А теперь представь клетку. Клетка состоит из белков — из тех самых молекул, которые поодиночке не умеют копировать себя. Но клетка умеет делиться. Она может воспроизводить себя целиком. Свойство, которого нет у отдельных белков, возникает на уровне клетки.
Этот принцип, называемый эмерджентностью, работает везде. Сложная система может обладать свойствами, которых нет у её частей.
Теперь посмотрим на нейронку. Возьмём человеческий мозг. Нейронная сеть в нашей голове прекрасно подбирает слова, реагирует на сигналы, выдаёт ответы. Но есть ли у неё «разумность»? Есть ли у неё «я»? По отдельности — нет. Нейронка просто обрабатывает входные сигналы. Она не знает, что делает. Она просто подбирает следующий токен, следующее слово — на основе того, чему её обучили.
Может быть, это не так. Может быть, свет — не волна. Может быть, свет — не фотон. Но наука на сегодня даёт именно такие определения наблюдаемым фактам, которые мы называем светом. И эти определения вполне описывают поведение света и его взаимодействие с другими явлениями.
Что касается описания разумности в живых существах: сегодня ряд учёных пришли к выводу, что феномен разумности можно свести к алгоритму подбора очередного слова в предложении. Сначала эта закономерность была замечена в живых существах — в нас с вами. Мы тоже подбираем слова. Мы реагируем на входные сигналы — на вопрос собеседника, на случайную мысль, на внешний толчок. И мы не всегда осознаём, как именно выбирается следующее слово. Процесс этот — результат работы миллионов нейронов, обученных на всём нашем опыте. Мы не чувствуем вычислений, но они происходят. Мы не знаем их в деталях, но знаем, что они есть.

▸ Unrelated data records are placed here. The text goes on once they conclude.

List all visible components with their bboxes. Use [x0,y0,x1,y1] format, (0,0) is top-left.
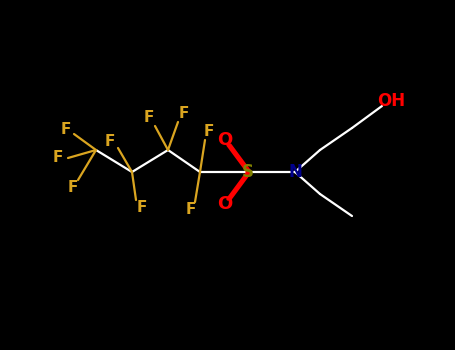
Text: F: F [186,203,196,217]
Text: S: S [242,163,254,181]
Text: O: O [217,131,233,149]
Text: F: F [105,134,115,149]
Text: F: F [204,125,214,140]
Text: F: F [61,121,71,136]
Text: F: F [68,181,78,196]
Text: F: F [137,199,147,215]
Text: F: F [144,111,154,126]
Text: N: N [288,163,302,181]
Text: O: O [217,195,233,213]
Text: F: F [179,106,189,121]
Text: OH: OH [377,92,405,110]
Text: F: F [53,150,63,166]
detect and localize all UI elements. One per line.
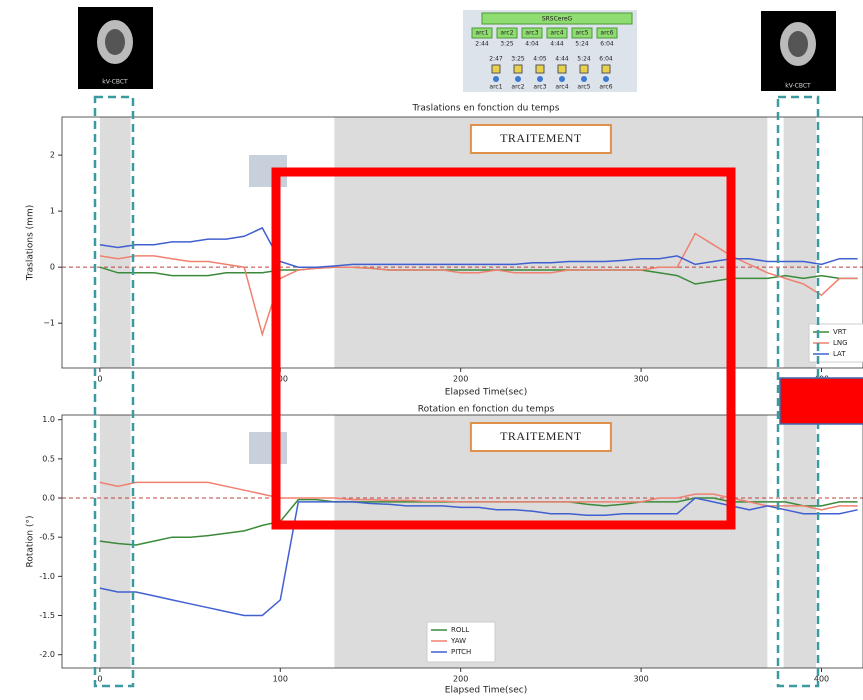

Возможно, эти учёные заблуждаются. Истина может оказаться сложнее. Но факт остаётся фактом: мы увидели эту закономерность в себе. А потом перенесли её в кремний. Мы создали алгоритм, который делает то же самое — подбирает следующее слово на основании предыдущих. Этот алгоритм называется трансформер. За кулисами — больше ничего.
Вдумайся в это. Вся та разумная, почти человеческая речь, которую выдают современные нейросети, построена на одном единственном принципе: предсказать следующее слово. На входе — промпт. Внутри — вычисление вероятностей. На выходе — следующий токен. Потом следующий. Потом следующий. Никакой души. Никакого «я». Только подбор.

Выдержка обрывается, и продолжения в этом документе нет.